Procella: Unifying Serving and Analytical Data at YouTube

Ummmm: holy shit. The folks @ Google are really living in your and my future. Stick with me for two quotes:

Large organizations… are dealing with exploding data volume and increasing demand for data driven applications. Broadly, these can be categorized as: reporting and dashboarding, embedded statistics in pages, time-series monitoring, and ad-hoc analysis. Typically, organizations build specialized infrastructure for each of these use cases. This, however, creates silos of data and processing, and results in a complex, expensive, and harder to maintain infrastructure.
The big hairy audacious goal of Procella was to “implement a superset of capabilities required to address all of the four use cases… with high scale and performance, in a single product”.

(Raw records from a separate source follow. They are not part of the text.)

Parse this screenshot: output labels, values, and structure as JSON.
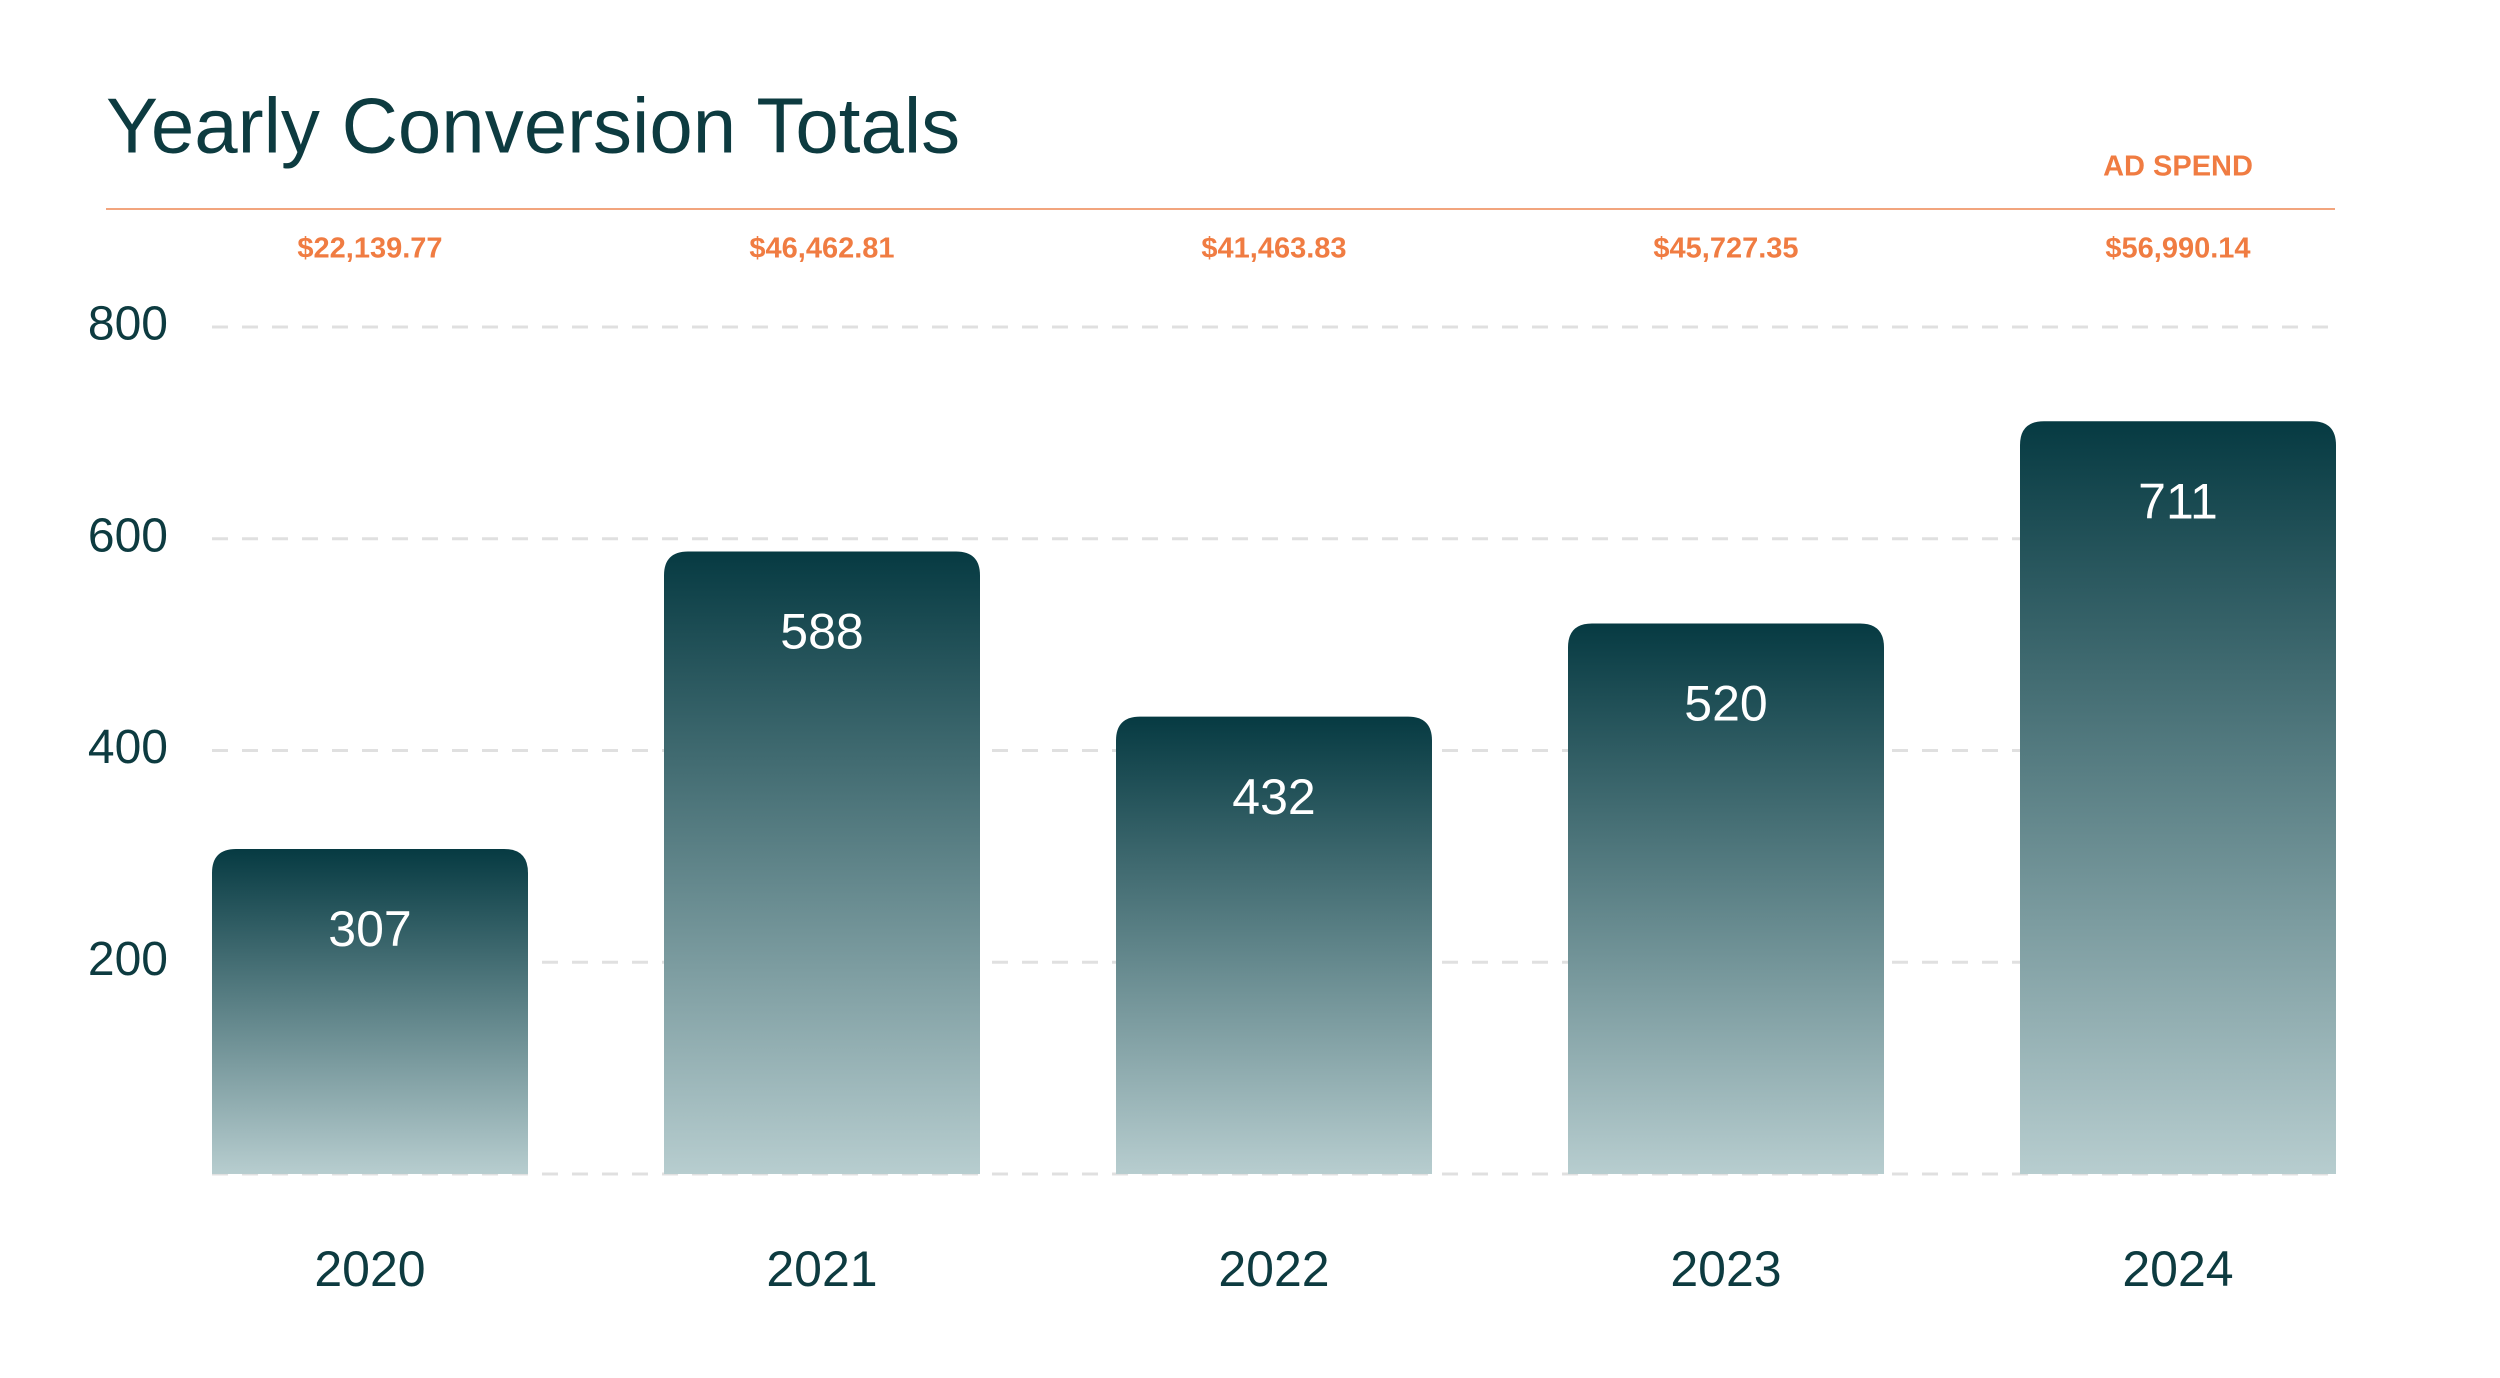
{
  "chart_data": {
    "type": "bar",
    "title": "Yearly Conversion Totals",
    "categories": [
      "2020",
      "2021",
      "2022",
      "2023",
      "2024"
    ],
    "values": [
      307,
      588,
      432,
      520,
      711
    ],
    "color_top": "#063a42",
    "color_bottom": "#b7cdcf",
    "ylim": [
      0,
      800
    ],
    "yticks": [
      200,
      400,
      600,
      800
    ],
    "grid": true,
    "ad_spend": {
      "label": "AD SPEND",
      "color": "#f07c42",
      "values": [
        22139.77,
        46462.81,
        41463.83,
        45727.35,
        56990.14
      ],
      "value_labels": [
        "$22,139.77",
        "$46,462.81",
        "$41,463.83",
        "$45,727.35",
        "$56,990.14"
      ]
    }
  }
}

The post itself is a summary of a recent paper out of Google describing their system, Procella. It's a SQL-based system where you can have your cake and eat it too—it's blazing fast for each analytical use case listed above. This is an incredibly difficult achievement: rather than making the tradeoffs inherent, the team found ways of having optimal performance for each. The post goes pretty deep on the innovations required, including a new file format and an adaptive optimizer (which is insanely cool).

The past decade has seen a ton of innovation in SQL serving systems, but we're not done yet. The stuff we're going to see delivered over the next decade is going to be awesome.